Purtroppo, un ignobile gesto ha impedito la realizzazione di questo momento tanto atteso: sono stati rubati i cavi elettrici necessari al funzionamento dell’impianto. Il furto, avvenuto tra la notte di martedì e mercoledì, risulta ancora più grave considerando che l’ultimo controllo era stato effettuato proprio martedì, in vista dell’inaugurazione.
La casa, infatti, è situata in una zona strategica, a servizio di centinaia di studenti – dai nidi fino alle scuole superiori – e di una nutrita comunità di abitanti, che ora si vede privata, seppur temporaneamente, di un presidio di civiltà e sostenibilità. “Si tratta di un atto vile, un gesto che colpisce la collettività e va condannato con fermezza” dichiara il presidente del Municipio, Mauro Caliste “la casa dell’acqua non è solo un servizio pubblico, ma anche un simbolo di attenzione all’ambiente e alla salute dei cittadini.
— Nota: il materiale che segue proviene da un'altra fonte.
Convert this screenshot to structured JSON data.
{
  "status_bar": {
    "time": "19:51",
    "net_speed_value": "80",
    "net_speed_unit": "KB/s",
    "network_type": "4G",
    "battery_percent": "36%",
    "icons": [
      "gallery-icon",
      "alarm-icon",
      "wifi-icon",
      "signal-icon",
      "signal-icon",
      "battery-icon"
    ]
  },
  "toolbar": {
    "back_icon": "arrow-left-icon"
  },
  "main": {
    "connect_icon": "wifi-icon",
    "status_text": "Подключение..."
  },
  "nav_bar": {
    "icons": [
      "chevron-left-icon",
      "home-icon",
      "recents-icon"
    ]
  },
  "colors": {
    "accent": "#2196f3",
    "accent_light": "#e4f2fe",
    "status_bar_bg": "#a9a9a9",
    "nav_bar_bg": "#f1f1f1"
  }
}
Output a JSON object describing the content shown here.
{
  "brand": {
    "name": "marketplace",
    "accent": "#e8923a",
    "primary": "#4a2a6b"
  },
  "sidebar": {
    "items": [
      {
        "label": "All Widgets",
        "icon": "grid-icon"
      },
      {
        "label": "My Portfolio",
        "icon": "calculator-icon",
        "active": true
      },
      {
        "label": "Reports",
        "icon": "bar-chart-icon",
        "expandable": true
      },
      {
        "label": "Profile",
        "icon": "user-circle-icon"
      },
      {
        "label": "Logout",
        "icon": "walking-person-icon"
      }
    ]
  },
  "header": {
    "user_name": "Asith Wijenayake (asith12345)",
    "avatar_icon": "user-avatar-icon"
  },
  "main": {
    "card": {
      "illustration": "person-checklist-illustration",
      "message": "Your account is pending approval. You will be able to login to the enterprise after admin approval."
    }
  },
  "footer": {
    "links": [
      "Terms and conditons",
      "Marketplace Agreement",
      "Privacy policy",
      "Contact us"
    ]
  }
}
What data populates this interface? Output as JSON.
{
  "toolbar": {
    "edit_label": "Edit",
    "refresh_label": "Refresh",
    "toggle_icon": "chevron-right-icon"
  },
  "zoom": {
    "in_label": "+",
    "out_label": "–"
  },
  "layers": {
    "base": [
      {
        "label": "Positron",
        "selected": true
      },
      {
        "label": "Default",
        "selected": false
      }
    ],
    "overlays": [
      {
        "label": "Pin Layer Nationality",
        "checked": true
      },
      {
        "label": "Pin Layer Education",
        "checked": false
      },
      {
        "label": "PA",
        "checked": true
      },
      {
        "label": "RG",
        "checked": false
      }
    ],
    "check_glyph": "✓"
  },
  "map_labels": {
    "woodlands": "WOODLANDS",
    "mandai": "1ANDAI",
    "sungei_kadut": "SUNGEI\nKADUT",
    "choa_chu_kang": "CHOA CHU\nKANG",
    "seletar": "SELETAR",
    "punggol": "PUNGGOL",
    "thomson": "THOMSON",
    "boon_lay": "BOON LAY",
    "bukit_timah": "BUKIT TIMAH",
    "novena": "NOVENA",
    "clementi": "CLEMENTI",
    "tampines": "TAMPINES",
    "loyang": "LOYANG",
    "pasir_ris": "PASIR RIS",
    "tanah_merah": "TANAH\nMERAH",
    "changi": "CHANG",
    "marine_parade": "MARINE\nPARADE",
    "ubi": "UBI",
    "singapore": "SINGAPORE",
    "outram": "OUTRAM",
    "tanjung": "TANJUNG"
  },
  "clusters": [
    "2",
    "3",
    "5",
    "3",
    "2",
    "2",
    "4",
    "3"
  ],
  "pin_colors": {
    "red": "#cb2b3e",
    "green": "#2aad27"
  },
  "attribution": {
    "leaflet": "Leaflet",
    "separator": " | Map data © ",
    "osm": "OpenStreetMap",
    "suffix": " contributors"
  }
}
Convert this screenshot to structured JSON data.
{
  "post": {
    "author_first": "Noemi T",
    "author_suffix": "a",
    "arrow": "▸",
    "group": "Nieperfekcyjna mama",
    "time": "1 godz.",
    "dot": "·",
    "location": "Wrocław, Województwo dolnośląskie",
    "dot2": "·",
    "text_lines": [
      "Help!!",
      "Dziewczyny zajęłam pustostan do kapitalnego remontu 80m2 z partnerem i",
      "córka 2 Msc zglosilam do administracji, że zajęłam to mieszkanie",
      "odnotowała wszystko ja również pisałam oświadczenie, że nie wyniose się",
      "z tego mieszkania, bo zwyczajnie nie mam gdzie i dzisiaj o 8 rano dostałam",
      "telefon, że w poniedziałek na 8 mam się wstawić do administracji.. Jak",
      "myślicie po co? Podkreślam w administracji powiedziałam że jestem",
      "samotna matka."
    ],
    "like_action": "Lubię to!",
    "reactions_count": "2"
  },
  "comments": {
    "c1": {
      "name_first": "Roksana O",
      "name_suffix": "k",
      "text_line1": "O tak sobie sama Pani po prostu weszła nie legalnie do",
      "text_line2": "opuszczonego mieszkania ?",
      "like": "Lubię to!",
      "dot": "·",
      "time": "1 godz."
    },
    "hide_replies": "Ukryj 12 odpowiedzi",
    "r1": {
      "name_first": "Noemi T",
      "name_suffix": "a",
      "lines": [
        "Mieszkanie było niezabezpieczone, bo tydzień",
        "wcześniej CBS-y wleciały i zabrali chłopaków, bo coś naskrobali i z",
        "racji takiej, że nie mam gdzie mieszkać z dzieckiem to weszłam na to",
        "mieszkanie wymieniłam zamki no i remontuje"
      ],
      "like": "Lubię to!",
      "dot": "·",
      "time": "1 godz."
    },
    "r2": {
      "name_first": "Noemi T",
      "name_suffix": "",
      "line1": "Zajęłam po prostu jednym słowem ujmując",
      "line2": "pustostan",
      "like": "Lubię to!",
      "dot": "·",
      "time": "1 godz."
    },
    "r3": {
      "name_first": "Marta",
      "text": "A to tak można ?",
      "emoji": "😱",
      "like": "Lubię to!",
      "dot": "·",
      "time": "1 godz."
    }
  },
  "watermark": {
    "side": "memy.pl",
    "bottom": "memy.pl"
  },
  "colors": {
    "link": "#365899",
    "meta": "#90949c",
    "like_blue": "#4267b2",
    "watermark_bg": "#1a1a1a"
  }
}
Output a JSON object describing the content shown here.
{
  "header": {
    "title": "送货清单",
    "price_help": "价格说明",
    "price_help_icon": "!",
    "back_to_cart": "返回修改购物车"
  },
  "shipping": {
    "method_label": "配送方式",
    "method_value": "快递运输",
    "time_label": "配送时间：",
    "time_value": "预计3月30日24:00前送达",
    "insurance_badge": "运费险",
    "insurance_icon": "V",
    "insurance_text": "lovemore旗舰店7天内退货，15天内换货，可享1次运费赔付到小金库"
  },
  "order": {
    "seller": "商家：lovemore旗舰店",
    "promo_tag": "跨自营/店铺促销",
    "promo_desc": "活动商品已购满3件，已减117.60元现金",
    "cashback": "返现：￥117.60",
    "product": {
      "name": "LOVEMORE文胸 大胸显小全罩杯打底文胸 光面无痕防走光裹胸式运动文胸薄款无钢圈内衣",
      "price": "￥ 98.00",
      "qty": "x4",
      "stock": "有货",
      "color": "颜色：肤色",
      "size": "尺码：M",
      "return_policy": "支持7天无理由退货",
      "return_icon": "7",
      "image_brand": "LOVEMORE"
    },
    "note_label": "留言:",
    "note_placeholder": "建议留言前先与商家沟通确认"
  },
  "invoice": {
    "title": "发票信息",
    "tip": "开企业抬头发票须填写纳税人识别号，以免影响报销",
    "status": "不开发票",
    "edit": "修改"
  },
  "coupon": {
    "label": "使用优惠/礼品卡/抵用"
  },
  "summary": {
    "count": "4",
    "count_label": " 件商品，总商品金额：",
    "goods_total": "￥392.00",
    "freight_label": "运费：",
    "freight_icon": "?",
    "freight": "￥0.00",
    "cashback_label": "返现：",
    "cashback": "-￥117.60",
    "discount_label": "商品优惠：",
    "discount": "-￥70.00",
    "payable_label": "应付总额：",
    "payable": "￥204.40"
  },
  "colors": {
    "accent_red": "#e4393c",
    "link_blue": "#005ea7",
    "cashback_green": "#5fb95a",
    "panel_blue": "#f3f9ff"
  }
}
Rubare per danneggiare un bene comune significa rubare a tutta la comunità.”
Areti si è immediatamente attivata per il ripristino dei collegamenti elettrici, operando con tempestività e professionalità affinché l’impianto possa essere riattivato nel minor tempo possibile.
“Abbiamo seguito da vicino ogni passaggio di questo progetto e sappiamo quanto fosse atteso dai cittadini” ha commentato l’assessora municipale ai Lavori Pubblici, Maura Lostia “questo episodio non ci fermerà: la casa sarà riattivata e inaugurata al più presto. La risposta a questi atti incivili sarà ancora più impegno per il bene comune.”